Tactical Games need Quirks

This is Steven Petrick posting.

One of the things about designing ships for a game is the dangerous habit of deciding that the "quirks" of your design is that there are no quirks. Many players submit ship designs that are nothing more than fixing a quirk (there are quite a few submissions that consist of little more than adding or subtracting a box from the SSD of the Federation NCL and declaring that this "improved the ship's breakdown rating" for example). Some submissions of Federation ships include enough AWRs that the ship can use all of its warp power for movement, while continuously arming (albeit usually only to standard levels) their photons. There is also a constant push to "Kzintize" the Federation (add enough drone racks to Federation ships so that class for class they have the same number of drone racks as the Kzintis).

For the Klingons, there is a constant flow of "upgrade all phaser-2s to phaser-1s" and "improve all disruptors to range 30 (some want them all improved to range 40), and, oh yes, add drone racks equal to the Kzintis.

The Lyrans have their own oddities. Some are so offended about having to work with drone armed fighters (never mind that in a mixed Lyran-Klingon task force they would have to work with drones in any case . . . See Cavalry Charge for example), that they would rather have direct-fire only fighters (no matter how weak those would be against the Hydrans and Kzintis) then have drone-armed fighters.
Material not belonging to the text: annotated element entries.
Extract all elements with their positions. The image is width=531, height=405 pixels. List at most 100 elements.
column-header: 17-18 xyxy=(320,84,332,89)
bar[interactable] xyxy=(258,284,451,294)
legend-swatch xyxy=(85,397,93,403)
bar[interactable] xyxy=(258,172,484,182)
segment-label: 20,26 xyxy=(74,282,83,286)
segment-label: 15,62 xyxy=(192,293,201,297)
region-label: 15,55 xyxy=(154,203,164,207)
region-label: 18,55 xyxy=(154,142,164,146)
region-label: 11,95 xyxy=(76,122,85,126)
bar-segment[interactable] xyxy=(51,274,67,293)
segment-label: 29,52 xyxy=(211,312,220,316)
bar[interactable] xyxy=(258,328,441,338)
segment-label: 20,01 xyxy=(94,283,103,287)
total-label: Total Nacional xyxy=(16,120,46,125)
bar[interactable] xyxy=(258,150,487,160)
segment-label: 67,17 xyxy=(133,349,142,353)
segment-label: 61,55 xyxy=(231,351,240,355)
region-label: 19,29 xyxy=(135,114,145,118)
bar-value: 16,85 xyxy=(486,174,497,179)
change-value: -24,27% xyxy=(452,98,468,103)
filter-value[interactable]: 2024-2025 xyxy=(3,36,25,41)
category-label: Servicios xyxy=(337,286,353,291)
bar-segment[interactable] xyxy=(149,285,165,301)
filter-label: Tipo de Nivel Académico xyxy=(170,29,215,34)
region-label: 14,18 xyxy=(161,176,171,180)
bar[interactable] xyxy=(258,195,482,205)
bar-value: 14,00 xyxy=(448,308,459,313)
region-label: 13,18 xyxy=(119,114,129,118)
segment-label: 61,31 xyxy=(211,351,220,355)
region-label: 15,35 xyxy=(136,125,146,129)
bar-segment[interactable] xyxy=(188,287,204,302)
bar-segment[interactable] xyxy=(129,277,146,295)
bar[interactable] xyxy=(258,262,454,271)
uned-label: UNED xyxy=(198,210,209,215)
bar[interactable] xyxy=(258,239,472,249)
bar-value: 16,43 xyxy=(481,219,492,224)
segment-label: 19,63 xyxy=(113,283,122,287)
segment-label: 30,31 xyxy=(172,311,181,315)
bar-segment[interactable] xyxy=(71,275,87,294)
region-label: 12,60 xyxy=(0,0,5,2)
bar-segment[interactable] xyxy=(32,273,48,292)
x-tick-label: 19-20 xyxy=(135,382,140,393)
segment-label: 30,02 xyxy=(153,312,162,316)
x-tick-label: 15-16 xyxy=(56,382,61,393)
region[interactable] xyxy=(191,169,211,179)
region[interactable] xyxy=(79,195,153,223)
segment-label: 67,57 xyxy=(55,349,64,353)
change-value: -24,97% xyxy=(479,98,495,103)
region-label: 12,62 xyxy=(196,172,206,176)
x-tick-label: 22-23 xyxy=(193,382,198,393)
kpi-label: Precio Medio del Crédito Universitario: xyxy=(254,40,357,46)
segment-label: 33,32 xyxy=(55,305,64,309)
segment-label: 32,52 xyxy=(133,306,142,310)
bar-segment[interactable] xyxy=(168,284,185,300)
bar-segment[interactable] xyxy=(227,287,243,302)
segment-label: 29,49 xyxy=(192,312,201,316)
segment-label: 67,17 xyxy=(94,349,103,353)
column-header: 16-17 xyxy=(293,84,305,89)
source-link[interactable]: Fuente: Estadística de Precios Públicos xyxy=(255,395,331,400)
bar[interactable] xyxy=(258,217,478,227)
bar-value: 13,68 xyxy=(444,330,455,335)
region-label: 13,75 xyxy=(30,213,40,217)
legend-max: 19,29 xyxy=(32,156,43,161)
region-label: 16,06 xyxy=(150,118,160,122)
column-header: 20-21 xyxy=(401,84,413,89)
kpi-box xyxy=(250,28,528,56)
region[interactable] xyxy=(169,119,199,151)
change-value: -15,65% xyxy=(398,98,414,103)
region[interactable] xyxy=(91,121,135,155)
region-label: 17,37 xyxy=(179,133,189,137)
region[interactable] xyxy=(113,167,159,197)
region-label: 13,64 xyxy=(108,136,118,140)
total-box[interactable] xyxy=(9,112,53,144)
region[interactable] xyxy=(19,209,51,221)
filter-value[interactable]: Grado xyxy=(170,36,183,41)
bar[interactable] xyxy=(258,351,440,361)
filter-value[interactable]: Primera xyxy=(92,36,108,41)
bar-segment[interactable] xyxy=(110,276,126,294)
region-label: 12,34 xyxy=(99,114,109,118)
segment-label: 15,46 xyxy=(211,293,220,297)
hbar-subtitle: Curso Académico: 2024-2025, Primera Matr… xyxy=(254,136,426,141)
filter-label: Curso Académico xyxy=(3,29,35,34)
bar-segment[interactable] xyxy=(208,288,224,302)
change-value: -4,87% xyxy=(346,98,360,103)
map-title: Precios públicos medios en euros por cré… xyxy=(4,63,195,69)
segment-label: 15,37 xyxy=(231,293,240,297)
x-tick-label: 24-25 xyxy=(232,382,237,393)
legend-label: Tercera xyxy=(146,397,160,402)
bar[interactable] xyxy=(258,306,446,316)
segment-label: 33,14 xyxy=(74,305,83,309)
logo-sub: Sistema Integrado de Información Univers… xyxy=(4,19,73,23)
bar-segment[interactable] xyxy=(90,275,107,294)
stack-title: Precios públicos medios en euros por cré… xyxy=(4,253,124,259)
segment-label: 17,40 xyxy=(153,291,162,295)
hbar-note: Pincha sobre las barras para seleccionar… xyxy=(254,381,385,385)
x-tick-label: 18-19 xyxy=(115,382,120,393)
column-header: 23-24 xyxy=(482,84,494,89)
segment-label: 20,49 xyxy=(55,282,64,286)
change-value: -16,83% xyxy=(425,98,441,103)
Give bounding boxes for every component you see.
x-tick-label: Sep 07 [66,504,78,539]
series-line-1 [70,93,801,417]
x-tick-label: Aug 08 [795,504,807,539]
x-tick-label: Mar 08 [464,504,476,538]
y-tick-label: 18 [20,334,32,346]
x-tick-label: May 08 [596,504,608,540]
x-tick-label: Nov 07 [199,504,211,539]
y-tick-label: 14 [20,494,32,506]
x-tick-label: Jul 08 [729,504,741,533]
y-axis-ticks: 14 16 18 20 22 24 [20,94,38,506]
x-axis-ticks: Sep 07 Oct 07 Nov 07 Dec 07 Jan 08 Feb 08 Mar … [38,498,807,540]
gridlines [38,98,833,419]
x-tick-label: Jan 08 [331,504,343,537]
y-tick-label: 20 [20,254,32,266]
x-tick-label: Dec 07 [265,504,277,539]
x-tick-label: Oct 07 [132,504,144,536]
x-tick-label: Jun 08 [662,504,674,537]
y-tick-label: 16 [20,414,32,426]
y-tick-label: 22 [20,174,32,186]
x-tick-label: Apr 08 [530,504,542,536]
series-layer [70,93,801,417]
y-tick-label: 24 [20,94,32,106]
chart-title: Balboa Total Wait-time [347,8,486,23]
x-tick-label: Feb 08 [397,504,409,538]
Part of Star Fleet Battles is dealing with the fact that things are not perfect. And trying to ignore that means you miss much off the tactical flavor. Don't ignore the quirks, work with them to find the best tactics to overcome and triumph. And try to exploit the enemy's quirks.

If there were no quirks, then the game would just be everyone has a Federation CA with a different heavy weapons suite. They all maneuver just like each other, have the same vulnerabilities, and require no real tactical imagination to employ.